In their groundbreaking book, Tribal Leadership, management consultants Dave Logan, John King, and Halee Fischer-Wright lay out the five stages of tribal development, which they formulated after conducting extensive research on small to midsize organizations. Although basketball teams are not officially tribes, they share many of the same characteristics and develop along much the same lines:
STAGE 1—shared by most street gangs and characterized by despair, hostility, and the collective belief that “life sucks.”
STAGE 2—filled primarily with apathetic people who perceive themselves as victims and who are passively antagonistic, with the mind-set that “my life sucks.” Think The Office on TV or the Dilbert comic strip.
STAGE 3—focused primarily on individual achievement and driven by the motto “I’m great (and you’re not).” According to the authors, people in organizations at this stage “have to win, and for them winning is personal. They’ll outwork and outthink their competitors on an individual basis. The mood that results is a collection of ‘lone warriors.’”
STAGE 4—dedicated to tribal pride and the overriding conviction that “we’re great (and they’re not).” This kind of team requires a strong adversary, and the bigger the foe, the more powerful the tribe.
STAGE 5—a rare stage characterized by a sense of innocent wonder and the strong belief that “life is great.” (See Bulls, Chicago, 1995–98.)
All things being equal, contend Logan and his colleagues, a stage 5 culture will outperform a stage 4 culture, which will outperform a 3, and so on. In addition, the rules change when you move from one culture to another. That’s why the so-called universal principles that appear in most leadership textbooks rarely hold up. In order to shift a culture from one stage to the next, you need to find the levers that are appropriate for that particular stage in the group’s development.
During the 2008–09 season the Lakers needed to shift from a stage 3 team to a stage 4 in order to win. The key was getting a critical mass of players to buy into a more selfless approach to the game. I didn’t worry so much about Kobe, even though he could go on a shooting spree at any second if he felt frustrated. Still, by this point in his career I knew he understood the folly of trying to score every time he got his hands on the ball. Nor was I concerned about Fish or Pau Gasol, who were naturally inclined to be team players. What concerned me most were some of the younger players eager to make a name for themselves with the ESPN SportsCenter crowd.

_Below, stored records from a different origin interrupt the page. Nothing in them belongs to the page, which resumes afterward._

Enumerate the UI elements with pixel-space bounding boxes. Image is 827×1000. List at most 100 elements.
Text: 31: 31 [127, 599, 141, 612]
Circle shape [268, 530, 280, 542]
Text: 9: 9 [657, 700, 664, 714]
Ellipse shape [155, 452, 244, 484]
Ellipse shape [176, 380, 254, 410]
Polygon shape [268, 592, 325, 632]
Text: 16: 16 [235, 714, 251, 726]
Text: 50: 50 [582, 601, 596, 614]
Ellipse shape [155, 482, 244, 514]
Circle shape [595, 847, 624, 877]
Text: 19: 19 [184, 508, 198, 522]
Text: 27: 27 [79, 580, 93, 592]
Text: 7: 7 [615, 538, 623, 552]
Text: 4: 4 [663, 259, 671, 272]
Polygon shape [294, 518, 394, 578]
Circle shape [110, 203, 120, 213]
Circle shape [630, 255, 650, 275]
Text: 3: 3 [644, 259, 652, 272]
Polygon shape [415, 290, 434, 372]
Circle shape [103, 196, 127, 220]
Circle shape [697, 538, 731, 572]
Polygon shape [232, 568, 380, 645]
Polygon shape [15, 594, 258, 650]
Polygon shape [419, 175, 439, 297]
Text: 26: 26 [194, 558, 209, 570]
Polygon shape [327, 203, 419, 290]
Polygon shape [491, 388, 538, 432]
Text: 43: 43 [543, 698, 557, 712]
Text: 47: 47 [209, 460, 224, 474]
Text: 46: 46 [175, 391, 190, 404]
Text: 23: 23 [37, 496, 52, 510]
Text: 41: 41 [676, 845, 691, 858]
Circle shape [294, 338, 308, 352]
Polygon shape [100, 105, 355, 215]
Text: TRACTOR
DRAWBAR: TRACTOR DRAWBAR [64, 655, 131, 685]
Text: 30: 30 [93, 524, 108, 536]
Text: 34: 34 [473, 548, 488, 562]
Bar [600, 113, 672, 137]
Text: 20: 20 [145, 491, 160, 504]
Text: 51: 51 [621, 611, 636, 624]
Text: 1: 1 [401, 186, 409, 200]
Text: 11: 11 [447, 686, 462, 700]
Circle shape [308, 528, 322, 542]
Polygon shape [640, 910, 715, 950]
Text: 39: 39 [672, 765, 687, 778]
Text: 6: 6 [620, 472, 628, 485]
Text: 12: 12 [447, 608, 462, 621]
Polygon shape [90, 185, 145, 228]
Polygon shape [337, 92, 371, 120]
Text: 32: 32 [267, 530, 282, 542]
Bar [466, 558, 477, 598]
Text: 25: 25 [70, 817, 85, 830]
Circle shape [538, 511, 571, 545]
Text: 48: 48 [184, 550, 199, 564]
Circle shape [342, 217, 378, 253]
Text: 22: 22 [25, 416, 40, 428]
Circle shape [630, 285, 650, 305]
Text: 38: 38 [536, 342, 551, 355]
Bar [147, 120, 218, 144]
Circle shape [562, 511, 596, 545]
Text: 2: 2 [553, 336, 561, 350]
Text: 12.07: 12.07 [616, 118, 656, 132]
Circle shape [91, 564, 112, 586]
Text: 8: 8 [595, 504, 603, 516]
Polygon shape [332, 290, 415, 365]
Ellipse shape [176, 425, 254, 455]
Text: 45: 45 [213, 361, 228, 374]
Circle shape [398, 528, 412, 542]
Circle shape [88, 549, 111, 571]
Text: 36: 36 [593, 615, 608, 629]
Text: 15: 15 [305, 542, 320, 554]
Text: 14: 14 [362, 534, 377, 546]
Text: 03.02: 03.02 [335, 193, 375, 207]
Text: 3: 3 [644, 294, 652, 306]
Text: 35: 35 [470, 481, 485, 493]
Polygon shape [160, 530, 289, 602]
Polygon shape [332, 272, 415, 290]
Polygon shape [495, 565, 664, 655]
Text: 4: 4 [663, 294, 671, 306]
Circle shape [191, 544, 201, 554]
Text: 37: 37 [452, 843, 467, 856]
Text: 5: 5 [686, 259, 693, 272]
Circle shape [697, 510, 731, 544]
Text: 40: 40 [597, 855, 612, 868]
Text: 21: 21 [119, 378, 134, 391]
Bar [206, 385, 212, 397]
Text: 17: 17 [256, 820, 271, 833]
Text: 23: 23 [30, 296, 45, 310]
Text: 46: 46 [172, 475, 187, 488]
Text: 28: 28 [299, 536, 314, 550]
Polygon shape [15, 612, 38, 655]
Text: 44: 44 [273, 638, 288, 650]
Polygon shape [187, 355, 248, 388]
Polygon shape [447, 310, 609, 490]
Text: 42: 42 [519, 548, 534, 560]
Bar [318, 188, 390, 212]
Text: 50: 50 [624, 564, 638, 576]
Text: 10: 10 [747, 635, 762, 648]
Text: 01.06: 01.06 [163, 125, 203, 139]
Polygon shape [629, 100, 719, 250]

But to my surprise, early in the season I noticed that even some of the most immature players on the team were focused and single-minded. “We were on a serious mission, and there wasn’t going to be any letup,” says forward Luke Walton. “By the time we got to the finals, losing just wasn’t going to be an option.”
We got off to a roaring start, winning twenty-one of our first twenty-five games, and by the time we faced the Celtics at home on Christmas, we were a far more spirited team than we’d been during the previous year’s playoffs. We were playing the game the way the “basketball gods” had ordained: reading defenses on the move and reacting in unison like a finely tuned jazz combo. These new Lakers beat the Celtics handily, 92–83, and then danced through the season to the best record in the Western Conference (65-17).
The most troubling threat came in the second round of the playoffs from the Houston Rockets, who pushed the series to seven games, despite losing star Yao Ming to a broken foot in game 3. If anything, our biggest weakness was the illusion that we could cruise on talent alone. But going to the brink against a team that was missing its top three stars showed our players just how treacherous the playoffs could be. The close contest also woke them up and helped them move closer to becoming a selfless stage 4 team.
No question, the team that walked off the floor in Orlando after winning the championship finals in five games was different from the team that had fallen apart on the parquet floor of the TD Garden in Boston the year before. Not only were the players tougher and more confident, but they were graced by a fierce bond.
“We’ve become a brotherhood,” said Kobe. “A brotherhood pure and simple.”